Once you’ve started your blog, join groups like Travel Blog Success so you can have the support of other professionals who are blogging as a job and who take it seriously.


Get your kit sorted
You can’t really make a living while travelling without a laptop. (Or, if you can, I want to meet you!) Once you learn the basics of photography, you should have a camera you can use to shoot manually that [has] a Wi-Fi or Bluetooth connection, which will allow you to share the photos you take immediately on social media. A smartphone that’s unlocked for international/local/SIM card use will get you a long way. It’s incredible the uses for it, you won’t even realise until you’re travelling. A good international converter for your electronics and a power strip that includes USB and outlet connectivity is very helpful. Beyond that, it’s up to the individual, of course. So much can be bought on location these days. You don’t need to carry everything with you.

Put yourself out there
In terms of getting on the radar of PR and travel companies, I’ve found the best ways to do this are to be really active on social media and to attend lots of networking events in person. Travel Massive is a really great way to meet people and they have chapters all over the world.

Be more than a blogger
There are about as many ways to fund a life of travel blogging as there are travel bloggers. Or at least, that’s the way it seems. I do a lot of client photography to help fund my travel. For instance, my latest job as photographer for Four Seasons, where we went ‘Around the World’ on the [private] jet, was just that. I wasn’t on the #FSJet as a blogger or because it was a press trip. I was there to do photography for them. It was a common misconception during my journey that I was just there because I was a blogger but in actuality, that’s probably the last thing they considered in terms of my qualifications. Have a skill beyond blogging and market that.

Think outside your blog
Instagram has been a great source of income lately, whether because clients want me to do a takeover of their account or because they want to pay me to post to my account about their brand or destination. You have to have the follower and engagement numbers though in order for that to be possible.

Be real and relatable
The very best content is personal. People connect with bloggers because they’re telling the stories of their travels. Top 10 lists and advice may get you more SEO-based traffic in the [short] run because the Internet is gullible, but when you’re beginning, that kind of content won’t help you build and develop a loyal following (which is most important in the long run). Seek to be human and relatable. It seems obvious to me now, but it’s surprising how many new bloggers don’t seem to get that. I didn’t myself, when I first started. Don’t be fake, don’t copy others, try to be real. Even if that includes making mistakes.

Hoi An, Vietnam

Hoi An, Vietnam

Don’t look for the perfect picture
There’s no such thing. The enjoyment of photography is so subjective that one person’s definition of perfect may be the very opposite to the person standing next to them. But sunsets, sunrises and cute kittens always seem to break the Internet and do well on Buzzfeed, so there’s that.

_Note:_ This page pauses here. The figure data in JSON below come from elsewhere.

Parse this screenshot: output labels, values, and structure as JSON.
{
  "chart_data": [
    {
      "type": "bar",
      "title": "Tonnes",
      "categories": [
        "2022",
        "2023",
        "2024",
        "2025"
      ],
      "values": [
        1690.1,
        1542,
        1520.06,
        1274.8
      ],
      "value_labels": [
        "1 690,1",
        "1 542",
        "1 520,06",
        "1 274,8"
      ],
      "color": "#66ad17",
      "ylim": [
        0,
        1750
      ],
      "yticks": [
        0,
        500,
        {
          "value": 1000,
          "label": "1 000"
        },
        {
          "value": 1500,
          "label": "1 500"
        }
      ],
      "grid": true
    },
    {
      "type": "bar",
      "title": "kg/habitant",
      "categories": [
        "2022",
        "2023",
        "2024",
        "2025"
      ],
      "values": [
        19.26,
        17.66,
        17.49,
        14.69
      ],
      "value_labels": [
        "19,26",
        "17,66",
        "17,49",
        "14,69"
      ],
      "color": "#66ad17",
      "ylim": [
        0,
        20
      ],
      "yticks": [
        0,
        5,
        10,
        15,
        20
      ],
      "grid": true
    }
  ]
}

Plan how often you will post
On Instagram my rule is not more than twice a day. My average is once per day. I think it’s like dating. You should leave them wanting more. Post too much and people will want to break up with you.

Don’t cry when there’s no Wi-Fi
What to do when there’s no Wi-Fi? Die inside a little! I’m kidding. I used to. Now, I’ve learned to embrace that time and use it to focus deeper on the place I find myself in. I look at it as a chance to experience a place without the distraction of technology and connectivity.

Be kind along the way
I think the Internet and social media (like our world as a whole) operates best when we all observe the simplest of rules: treat others how you want to be treated.